Tom Waitsの名前を聞いてまず出てくるのが、しゃがれた独特の声だ。歌い方はブルースの流れを感じさせ、歌詞は詩的な表現が多い。本人の音楽的な出発点には、Howlin' WolfやJack Kerouacの影響があるとされている。
初期作品では、ブルースやソングライティングの要素が前面に出ていたが、1983年の『Swordfishtrombones』あたりから、音の作り方が大きく変わった。ここではKathleen Brennanの助けもあり、より実験的な方向へ進んでいる。Brennanは1980年8月に結婚した相手で、その後は共作者としても長く関わっている。
デビュー前、WaitsはサンディエゴのNapoleone Pizza Houseで皿洗いをしており、その後にピザ職人へ昇格した経歴がある。音楽活動の面では、1970年代にシンガーソングライターとして出発し、その後は作風を変えながら活動を続けてきた。
『Bone Machine』(1992年)では最優秀オルタナティブ・ミュージック・アルバム賞を受賞し、『Mule Variations』(1999年)では最優秀コンテンポラリー・フォーク・アルバム賞を受賞している。商業的な大ヒットを連発するタイプではないが、作品ごとに表現の幅を広げてきた。
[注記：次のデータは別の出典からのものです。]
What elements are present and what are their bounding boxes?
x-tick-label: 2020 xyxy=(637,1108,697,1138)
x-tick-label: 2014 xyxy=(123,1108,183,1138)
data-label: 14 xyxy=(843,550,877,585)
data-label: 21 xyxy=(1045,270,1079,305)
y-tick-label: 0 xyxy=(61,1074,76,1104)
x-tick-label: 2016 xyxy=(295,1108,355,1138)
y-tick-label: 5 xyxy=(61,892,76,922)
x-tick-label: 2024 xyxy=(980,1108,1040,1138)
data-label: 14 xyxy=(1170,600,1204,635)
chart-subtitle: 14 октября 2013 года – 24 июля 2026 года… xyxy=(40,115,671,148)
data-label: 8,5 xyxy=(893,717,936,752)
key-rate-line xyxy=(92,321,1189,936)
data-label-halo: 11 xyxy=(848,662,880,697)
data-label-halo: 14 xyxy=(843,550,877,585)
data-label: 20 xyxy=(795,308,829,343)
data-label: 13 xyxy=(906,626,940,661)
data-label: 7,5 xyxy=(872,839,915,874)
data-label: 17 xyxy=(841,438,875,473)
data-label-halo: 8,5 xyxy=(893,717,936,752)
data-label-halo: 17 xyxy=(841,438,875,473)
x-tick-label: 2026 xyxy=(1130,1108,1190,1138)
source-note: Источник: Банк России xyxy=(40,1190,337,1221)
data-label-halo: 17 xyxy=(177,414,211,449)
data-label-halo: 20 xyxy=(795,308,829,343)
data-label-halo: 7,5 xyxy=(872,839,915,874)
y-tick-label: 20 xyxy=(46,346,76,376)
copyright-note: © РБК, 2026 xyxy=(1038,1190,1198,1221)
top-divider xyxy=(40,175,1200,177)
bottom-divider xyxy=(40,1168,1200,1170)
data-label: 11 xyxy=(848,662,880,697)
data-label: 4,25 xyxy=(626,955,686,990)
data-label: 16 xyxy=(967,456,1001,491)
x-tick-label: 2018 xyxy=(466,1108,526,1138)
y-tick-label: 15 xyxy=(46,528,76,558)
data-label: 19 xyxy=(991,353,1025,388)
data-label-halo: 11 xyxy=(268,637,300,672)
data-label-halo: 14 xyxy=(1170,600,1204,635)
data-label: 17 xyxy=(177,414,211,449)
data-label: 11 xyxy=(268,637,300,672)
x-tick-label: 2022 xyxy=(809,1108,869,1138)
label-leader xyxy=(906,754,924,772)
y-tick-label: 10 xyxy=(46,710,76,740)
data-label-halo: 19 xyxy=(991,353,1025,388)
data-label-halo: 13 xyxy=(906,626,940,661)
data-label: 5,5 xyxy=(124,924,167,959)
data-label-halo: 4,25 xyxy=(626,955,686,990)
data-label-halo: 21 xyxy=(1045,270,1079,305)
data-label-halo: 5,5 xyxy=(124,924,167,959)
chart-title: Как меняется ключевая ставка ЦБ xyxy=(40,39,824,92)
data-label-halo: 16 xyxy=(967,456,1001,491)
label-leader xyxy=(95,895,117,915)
Tom Waitsは音楽だけでなく映画出演でも知られている。Francis Ford Coppola、Coen兄弟、Jim Jarmusch、Terry Gilliam、Robert Altmanといった監督の作品に登場している。音楽活動と並行して映像作品にも関わってきた点は、彼の経歴の中で大きな特徴になっている。
ブルース、ビート詩、実験的な音作り、そして映画出演まで含めて、Tom Waitsは活動の幅がかなり広いアーティストだ。初期のソングライターとしての顔と、後年の実験性の強い作品群の両方を追うと、キャリアの流れが見えやすい。